No quise que me desnudase y me quité la ropa desordenadamente y con rapidez hasta volver a estar sobre él.
- Ahora, David me dijo sonriendo, tú eres el que das las órdenes.
No hubo órdenes, sino mutuos deseos. Nos quitamos los calzoncillos y follamos hasta tres veces casi seguidas. Era un tío incansable, pero lo hubiese aguantado desde aquel momento todas las noches. Cuando echamos el tercer polvo, se levantó de la cama desnudo y se fue a su petate.

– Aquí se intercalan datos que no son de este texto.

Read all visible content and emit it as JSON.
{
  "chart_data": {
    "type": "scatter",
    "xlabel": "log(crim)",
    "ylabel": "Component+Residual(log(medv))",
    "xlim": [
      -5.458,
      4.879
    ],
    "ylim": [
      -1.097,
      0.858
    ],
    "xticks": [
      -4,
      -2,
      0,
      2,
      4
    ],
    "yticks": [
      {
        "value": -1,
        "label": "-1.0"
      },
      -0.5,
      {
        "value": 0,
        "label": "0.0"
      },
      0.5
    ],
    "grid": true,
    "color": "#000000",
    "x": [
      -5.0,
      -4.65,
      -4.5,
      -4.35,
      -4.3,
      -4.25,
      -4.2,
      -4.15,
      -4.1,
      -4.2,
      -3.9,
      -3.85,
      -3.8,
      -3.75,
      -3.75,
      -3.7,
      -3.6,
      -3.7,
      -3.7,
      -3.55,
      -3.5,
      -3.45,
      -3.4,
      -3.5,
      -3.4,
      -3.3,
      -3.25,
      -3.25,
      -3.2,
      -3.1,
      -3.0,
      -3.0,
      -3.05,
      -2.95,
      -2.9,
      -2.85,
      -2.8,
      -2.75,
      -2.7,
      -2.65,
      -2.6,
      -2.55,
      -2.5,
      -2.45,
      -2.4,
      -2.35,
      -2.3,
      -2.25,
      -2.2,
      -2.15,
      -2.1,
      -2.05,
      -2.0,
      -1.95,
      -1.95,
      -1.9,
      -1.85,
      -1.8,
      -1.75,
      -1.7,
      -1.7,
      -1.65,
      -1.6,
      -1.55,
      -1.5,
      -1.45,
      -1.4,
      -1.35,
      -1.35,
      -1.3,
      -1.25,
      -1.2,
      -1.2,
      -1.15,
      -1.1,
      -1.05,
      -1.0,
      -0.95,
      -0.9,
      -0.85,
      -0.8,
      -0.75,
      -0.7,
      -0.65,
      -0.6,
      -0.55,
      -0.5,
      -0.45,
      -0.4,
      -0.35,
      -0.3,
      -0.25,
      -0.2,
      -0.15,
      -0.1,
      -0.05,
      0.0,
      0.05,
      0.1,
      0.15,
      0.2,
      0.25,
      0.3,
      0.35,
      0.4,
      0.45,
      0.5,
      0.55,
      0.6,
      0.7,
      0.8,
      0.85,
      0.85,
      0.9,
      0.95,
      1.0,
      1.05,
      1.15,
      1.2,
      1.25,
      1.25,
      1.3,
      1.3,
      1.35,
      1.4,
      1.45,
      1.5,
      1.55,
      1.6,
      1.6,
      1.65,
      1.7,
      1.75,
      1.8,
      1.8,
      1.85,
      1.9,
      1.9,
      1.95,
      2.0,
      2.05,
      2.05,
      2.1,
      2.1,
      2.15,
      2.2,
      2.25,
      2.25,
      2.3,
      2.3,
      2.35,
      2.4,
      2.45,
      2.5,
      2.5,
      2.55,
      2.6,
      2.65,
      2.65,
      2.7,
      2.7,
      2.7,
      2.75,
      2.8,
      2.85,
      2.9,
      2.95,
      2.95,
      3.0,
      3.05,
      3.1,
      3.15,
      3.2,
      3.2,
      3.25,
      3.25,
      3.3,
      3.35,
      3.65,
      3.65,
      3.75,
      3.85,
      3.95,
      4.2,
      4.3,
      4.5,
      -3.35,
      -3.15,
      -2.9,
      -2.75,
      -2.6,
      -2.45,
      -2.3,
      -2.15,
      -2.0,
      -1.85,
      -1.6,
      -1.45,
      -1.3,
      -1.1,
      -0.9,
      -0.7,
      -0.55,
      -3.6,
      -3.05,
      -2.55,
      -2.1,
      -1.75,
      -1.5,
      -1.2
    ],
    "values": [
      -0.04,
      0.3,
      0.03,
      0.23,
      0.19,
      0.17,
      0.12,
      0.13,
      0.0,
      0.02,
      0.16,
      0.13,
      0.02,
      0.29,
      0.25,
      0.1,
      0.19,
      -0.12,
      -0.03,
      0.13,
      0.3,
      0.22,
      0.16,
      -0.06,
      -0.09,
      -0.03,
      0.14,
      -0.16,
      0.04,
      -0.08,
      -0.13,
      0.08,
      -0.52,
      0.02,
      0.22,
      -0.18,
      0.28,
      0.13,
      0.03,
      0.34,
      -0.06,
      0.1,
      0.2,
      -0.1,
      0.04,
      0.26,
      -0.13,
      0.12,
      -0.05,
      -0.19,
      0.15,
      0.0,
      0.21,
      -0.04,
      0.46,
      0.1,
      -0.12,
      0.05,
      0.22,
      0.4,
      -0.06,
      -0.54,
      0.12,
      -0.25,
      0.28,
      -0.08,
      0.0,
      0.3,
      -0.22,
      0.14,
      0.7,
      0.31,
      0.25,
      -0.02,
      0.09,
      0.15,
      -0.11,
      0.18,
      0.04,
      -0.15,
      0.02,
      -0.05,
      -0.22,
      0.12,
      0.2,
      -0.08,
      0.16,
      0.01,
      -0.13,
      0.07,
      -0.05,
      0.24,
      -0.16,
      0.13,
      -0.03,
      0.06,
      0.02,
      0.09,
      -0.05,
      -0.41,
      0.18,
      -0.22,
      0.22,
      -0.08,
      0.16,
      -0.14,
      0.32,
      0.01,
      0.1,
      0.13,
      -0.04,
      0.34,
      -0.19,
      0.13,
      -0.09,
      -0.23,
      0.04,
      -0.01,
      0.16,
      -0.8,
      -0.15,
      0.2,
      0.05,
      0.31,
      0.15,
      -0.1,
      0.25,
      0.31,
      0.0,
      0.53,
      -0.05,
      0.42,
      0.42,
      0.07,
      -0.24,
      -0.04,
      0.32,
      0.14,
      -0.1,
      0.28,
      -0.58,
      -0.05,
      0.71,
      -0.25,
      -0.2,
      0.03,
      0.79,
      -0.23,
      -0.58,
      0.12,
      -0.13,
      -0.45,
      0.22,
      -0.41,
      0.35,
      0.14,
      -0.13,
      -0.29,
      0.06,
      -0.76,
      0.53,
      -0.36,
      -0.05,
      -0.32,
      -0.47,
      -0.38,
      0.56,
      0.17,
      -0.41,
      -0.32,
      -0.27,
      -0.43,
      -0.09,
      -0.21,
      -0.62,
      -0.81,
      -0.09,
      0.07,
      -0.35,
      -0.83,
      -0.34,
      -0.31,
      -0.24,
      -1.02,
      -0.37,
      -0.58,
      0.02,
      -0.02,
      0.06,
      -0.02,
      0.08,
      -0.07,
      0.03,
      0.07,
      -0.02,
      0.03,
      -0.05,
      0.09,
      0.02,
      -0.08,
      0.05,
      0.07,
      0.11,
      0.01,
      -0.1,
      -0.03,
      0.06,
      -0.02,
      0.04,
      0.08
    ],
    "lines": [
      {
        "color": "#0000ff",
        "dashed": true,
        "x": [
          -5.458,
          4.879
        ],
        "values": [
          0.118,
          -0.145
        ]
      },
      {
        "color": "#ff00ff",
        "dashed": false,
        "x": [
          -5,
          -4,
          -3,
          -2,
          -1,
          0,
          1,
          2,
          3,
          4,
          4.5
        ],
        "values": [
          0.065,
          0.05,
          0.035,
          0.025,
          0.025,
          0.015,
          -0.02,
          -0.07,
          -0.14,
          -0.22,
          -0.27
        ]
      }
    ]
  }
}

- Mañana, me dijo, ya no voy a poder estar contigo; y luego me tengo que ir a El Ferrol. Dame esta dirección, tu teléfono, lo que sea. Necesito hablar contigo todos los días. Si puedes, dame una foto tuya, quiero hacerme pajas hasta que mi polla se amolde a la tuya.
Se levantó muy despacio y se sentó junto a mí en la cama. Sobre la mesilla de noche dejó algo.
- Esto es para que no me olvides, dijo, porque yo no voy a poder olvidarte.
Debajo de la lamparilla y junto al despertador, había puesto un soldadito de plomo con su uniforme. ¡Cuídame!